2crazy2carry wrote:My CHL instructor was very wise when he said never carry indirectly and alwasy have the gun carried out of sight and choose a carry method that is out of sight as well.
If you carry in glove box and a car jacker comes up and sticks a gun in your face and kindly asks you to test drive you fine automobile, its highly unlikely he is then going to turn his attention for 5-10secs to allow you to get into you glove box. So carry the gun on you.
I asked him about fanny packs. He said he carried that way for a while til he realized the weakness of the carry strategy.
Carrying in a fanny pack leaves you open to two vulnerabilities:
1) Educated criminals that know you might be carrying in your fanny pack. They will still try to rob you as they still have the element of surprise, and your element that you might be carrying is now more obvious. They will make seperating you from your fanny pack and priority and they will relish in the idea of a free gun.
2) If you have an uneducated robber, still, do you think he is not going to want the fanny pack? If you are being robbed he will demand your belongings and I do not see how he would not want the fanny pack. Basically you leaving a slimmer chance to actually get to use and deploy your weapon in a robbery situation.
Carry concealed and keep you chosen method concealed. if you are seperated from you valuables like watch, wallet, and fanny pack, you have a window to regain control if you toss everything on the ground in a mock compliance and back up telling the guy you dont want trouble he can have it all. When he goes to pick it up you can then side step and quickly withdraw your HIDDEN weapon.
Having a gun in a fanny pack makes your gun unvisible, but its not hidden, the object that contains your gun is in clear view and in the immediate attention of potential criminals making it harder to access the weapon without being noticed.
Good luck with the fanny pack, but i dont think its a realistic way to carry if your serious about not being caught off guard.

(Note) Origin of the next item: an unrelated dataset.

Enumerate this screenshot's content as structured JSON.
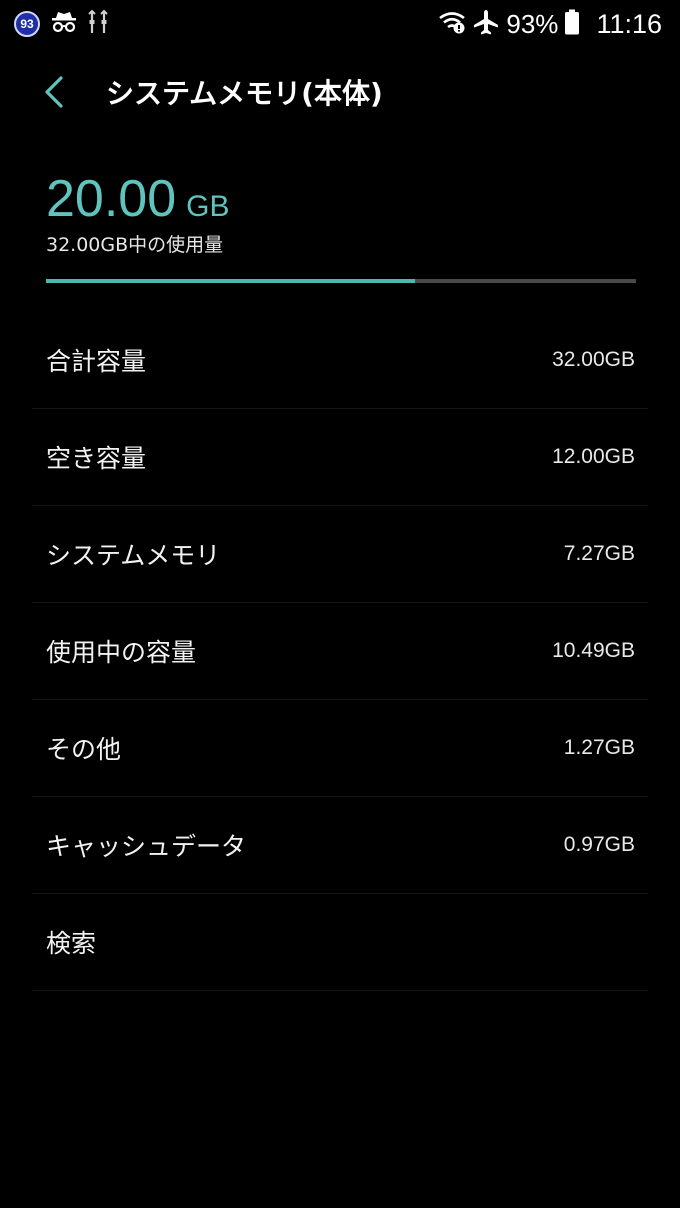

When CHL instructors teach stuff like this, the adoring newbies in the class look at this godlike figure who actually carries a gun almost worshipfully and swallow almost anything he can come up with. Very seldom does anyone ask, "How many encounters with violent street criminals have you successfully managed or investigated?" The answer in many cases would likely be revealing and would provide useful insight into how much credibility to give to the instructor's musings on subjects outside of the CHL curriculum.
I sure hope nobody in the class takes your instructor's advice to dump all the goodies on the ground when the bad guy demands them. These guys are on a hair trigger and a power trip. Defying them that way has an
excellent chance of resulting in the victim being shot - repeatedly.
Virtually everyone is aware that some fanny packs contain guns, and some don't, just like some bulges under shirts are 1911's and some are cell phones and medical devices. LEO's who actually
do have experience with bad guys often choose this carry method, especially in warm weather, because it solves the problem of how to effectively conceal a gun large enough to be of some comfort if things go south. They know that some good guys and some bad guys will
suspect they're carrying a gun, and they could care less because they're legal, reasonably discreet, and it doesn't matter. The same is true for knowledgeable and licensed non-LEO's.
It's true that bad guys will recognize a fanny pack as a possible repository for a weapon. This is particularly true when the sag of the pouch and the apparent strain on the wide strap make it clear that there are either gold bars or a big gun in there.
It is also true that bandits' occupational choice requires they be astute at choosing victims who
aren't carrying. The guys who fail this test end up with abbreviated careers and in the news as a warning to others.
I've literally seen the pre-approach "danger scan" work in real time on more than one occasion when a bad guy's target scanning glance locked on the fanny pack and he decided he didn't need to ask me for the time after all.
Anyone who has a defensive strategy that depends on getting to his gun
after he's let a bad guy select, approach, interview, position, and confront him and has actually been robbed doesn't have a fanny pack problem - he's got a crime dynamics knowledge issue and a situational awareness problem.